CPLR 3215 (c) provides that if a "plaintiff fails to take proceedings for the entry of judgment within one year after the default, the court shall not enter judgment but shall dismiss the complaint as abandoned ... unless sufficient cause is shown why the complaint should not be dismissed." However, a defendant's conduct may act as a waiver of any right which the defendant may have to the dismissal of the complaint under CPLR 3215 (c) (see Gilmore v Gilmore , 286 AD2d 416 [2001] ; Cohen v Ryan , 34 AD2d 789 [1970] ; Avir Surgical Supplies, Inc. v Windsor Group Ins. Co. , 32 Misc 3d 134[A], 2011 NY Slip Op 51452[U] [App Term, 2d Dept, 2d, 11th & 13th Jud Dists 2011] ). Here, where defendant's attorneys wrote a letter to plaintiff's counsel to propose an extension of defendant's time to answer the complaint, and subsequently served an answer, defendant has waived its right to dismissal of the complaint pursuant to CPLR 3215 (c) (see Gilmore , 286 AD2d 416 ; Cohen , 34 AD2d at 790 ; see also Sobczynski v Chiari , 257 AD2d 565 [1999] ).

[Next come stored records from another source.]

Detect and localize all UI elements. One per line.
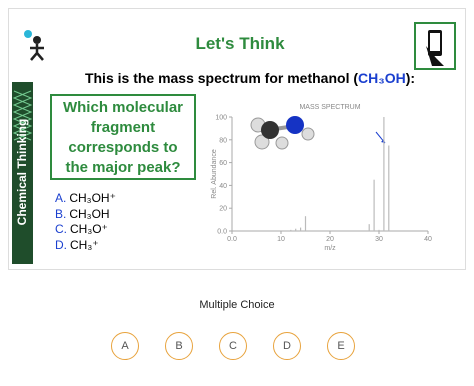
option-text: CH₃OH: [69, 206, 110, 221]
peak: [368, 224, 370, 231]
question-box: Which molecular fragment corresponds to …: [50, 94, 196, 180]
x-tick-label: 30: [375, 236, 383, 243]
thinker-icon: [24, 30, 44, 61]
y-tick-label: 20: [219, 206, 227, 213]
choice-button[interactable]: E: [327, 332, 355, 360]
option: A. CH₃OH⁺: [55, 191, 116, 205]
intro-text: ):: [405, 70, 416, 86]
y-tick-label: 0.0: [217, 229, 227, 236]
peak: [378, 229, 380, 231]
slide-frame: [8, 8, 466, 270]
x-axis-label: m/z: [324, 245, 336, 252]
option-text: CH₃⁺: [70, 237, 99, 252]
choice-button[interactable]: C: [219, 332, 247, 360]
option-letter: B.: [55, 206, 67, 221]
option-text: CH₃OH⁺: [69, 191, 116, 205]
peak: [383, 117, 385, 231]
y-tick-label: 40: [219, 183, 227, 190]
peak: [373, 179, 375, 231]
y-tick-label: 80: [219, 137, 227, 144]
intro: This is the mass spectrum for methanol (…: [40, 70, 460, 86]
peak: [295, 228, 297, 231]
x-tick-label: 40: [424, 236, 432, 243]
peak: [290, 229, 292, 231]
question: Which molecular fragment corresponds to …: [62, 99, 184, 176]
choice-button[interactable]: A: [111, 332, 139, 360]
peak: [304, 216, 307, 231]
option-letter: D.: [55, 237, 67, 252]
choice-button[interactable]: B: [165, 332, 193, 360]
quiz-label: Multiple Choice: [199, 299, 275, 311]
option: C. CH₃O⁺: [55, 222, 108, 236]
x-tick-label: 20: [326, 236, 334, 243]
formula: CH₃OH: [358, 70, 406, 86]
choice-button[interactable]: D: [273, 332, 301, 360]
option: B. CH₃OH: [55, 207, 110, 221]
y-tick-label: 100: [215, 115, 227, 122]
y-tick-label: 60: [219, 160, 227, 167]
spectrum-chart: MASS SPECTRUM Rel. Abundance m/z 0.0 20 40 60 8…: [211, 104, 432, 252]
phone-icon: [414, 22, 456, 70]
peak: [388, 145, 390, 231]
option-letter: A.: [55, 191, 67, 205]
peak: [300, 227, 302, 231]
option-text: CH₃O⁺: [70, 222, 108, 236]
sidebar: [12, 82, 33, 264]
x-tick-label: 10: [277, 236, 285, 243]
sidebar-label: Chemical Thinking: [15, 118, 29, 226]
x-tick-label: 0.0: [227, 236, 237, 243]
option: D. CH₃⁺: [55, 238, 99, 252]
y-axis-label: Rel. Abundance: [211, 149, 218, 199]
slide-title: Let's Think: [195, 34, 285, 53]
molecule: [250, 116, 315, 150]
chart-title: MASS SPECTRUM: [299, 104, 360, 111]
option-letter: C.: [55, 222, 67, 236]
intro-text: This is the mass spectrum for methanol (: [84, 70, 359, 86]
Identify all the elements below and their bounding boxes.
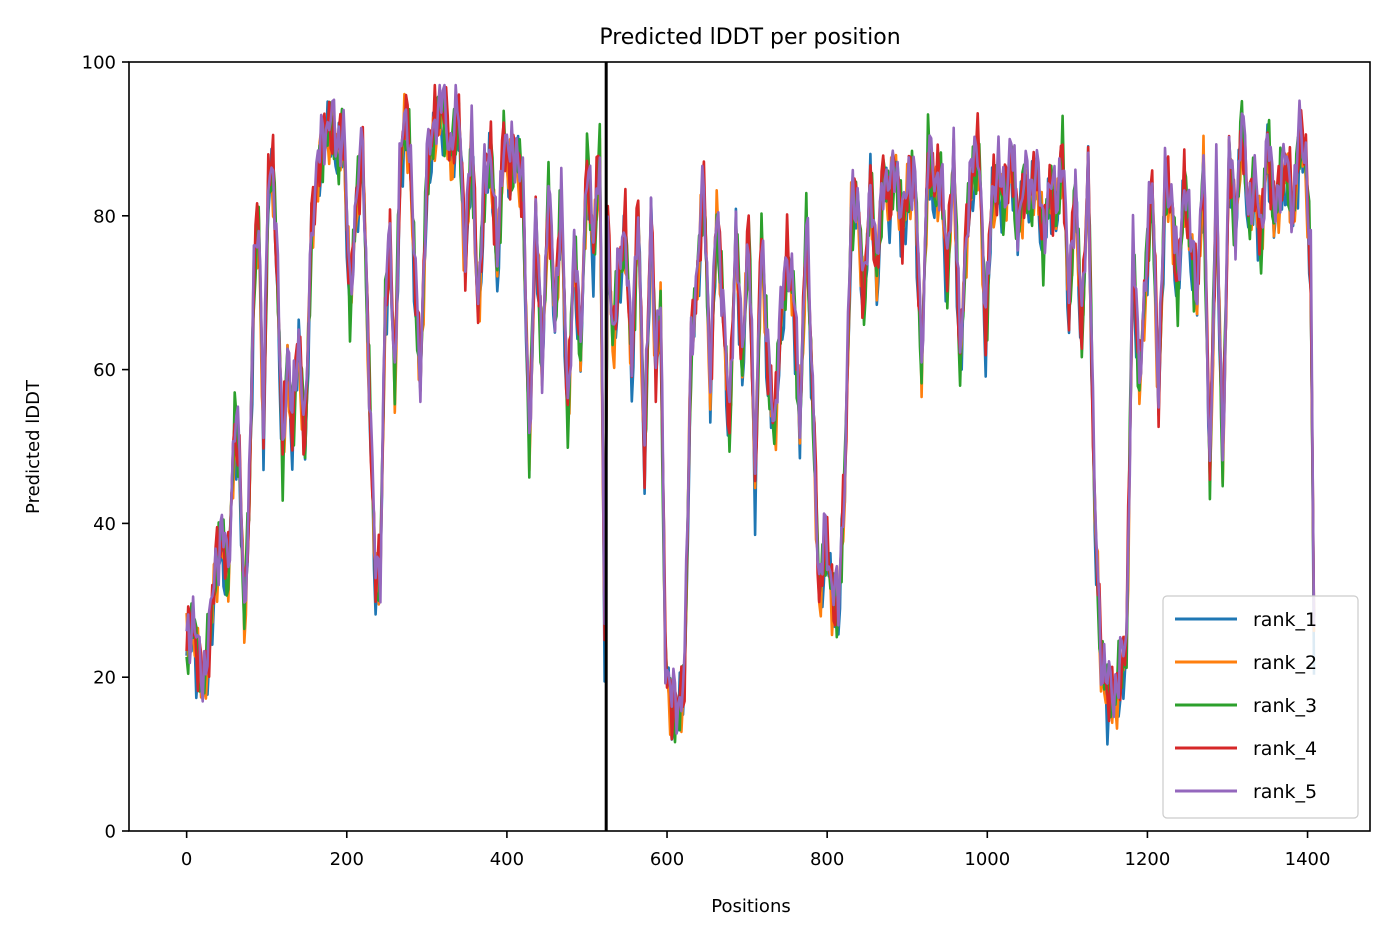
series-line-rank_5 [185, 83, 1316, 735]
chart-title: Predicted lDDT per position [599, 25, 900, 50]
y-tick-label: 20 [93, 668, 116, 689]
x-tick-label: 1400 [1285, 849, 1331, 870]
y-axis-label: Predicted lDDT [23, 379, 44, 514]
x-tick-label: 1200 [1125, 849, 1171, 870]
y-tick-label: 100 [82, 53, 116, 74]
legend-label-rank_1: rank_1 [1253, 609, 1317, 631]
legend-label-rank_2: rank_2 [1253, 652, 1317, 674]
plot-frame [128, 61, 1371, 832]
legend-label-rank_5: rank_5 [1253, 781, 1317, 803]
x-tick-label: 0 [181, 849, 192, 870]
y-axis-ticks: 0 20 40 60 80 100 [82, 53, 129, 843]
x-tick-label: 600 [650, 849, 684, 870]
legend-label-rank_3: rank_3 [1253, 695, 1317, 717]
x-axis-label: Positions [711, 896, 790, 917]
legend-label-rank_4: rank_4 [1253, 738, 1317, 760]
legend: rank_1 rank_2 rank_3 rank_4 rank_5 [1162, 595, 1359, 819]
y-tick-label: 0 [105, 822, 116, 843]
legend-box [1162, 595, 1359, 819]
y-tick-label: 40 [93, 514, 116, 535]
y-tick-label: 80 [93, 206, 116, 227]
x-tick-label: 1000 [964, 849, 1010, 870]
x-axis-ticks: 0 200 400 600 800 1000 1200 1400 [181, 831, 1331, 870]
y-tick-label: 60 [93, 360, 116, 381]
x-tick-label: 800 [810, 849, 844, 870]
x-tick-label: 200 [330, 849, 364, 870]
plot-lines [185, 83, 1316, 746]
x-tick-label: 400 [490, 849, 524, 870]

Furthermore, upon the record presented, defendant failed to demonstrate its entitlement to summary judgment dismissing the complaint, as defendant failed to make a prima facie showing that plaintiff had not submitted the bills at issue to defendant.
Accordingly, the order, insofar as appealed from, is affirmed.
WESTON, J.P., PESCE and SIEGAL, JJ., concur.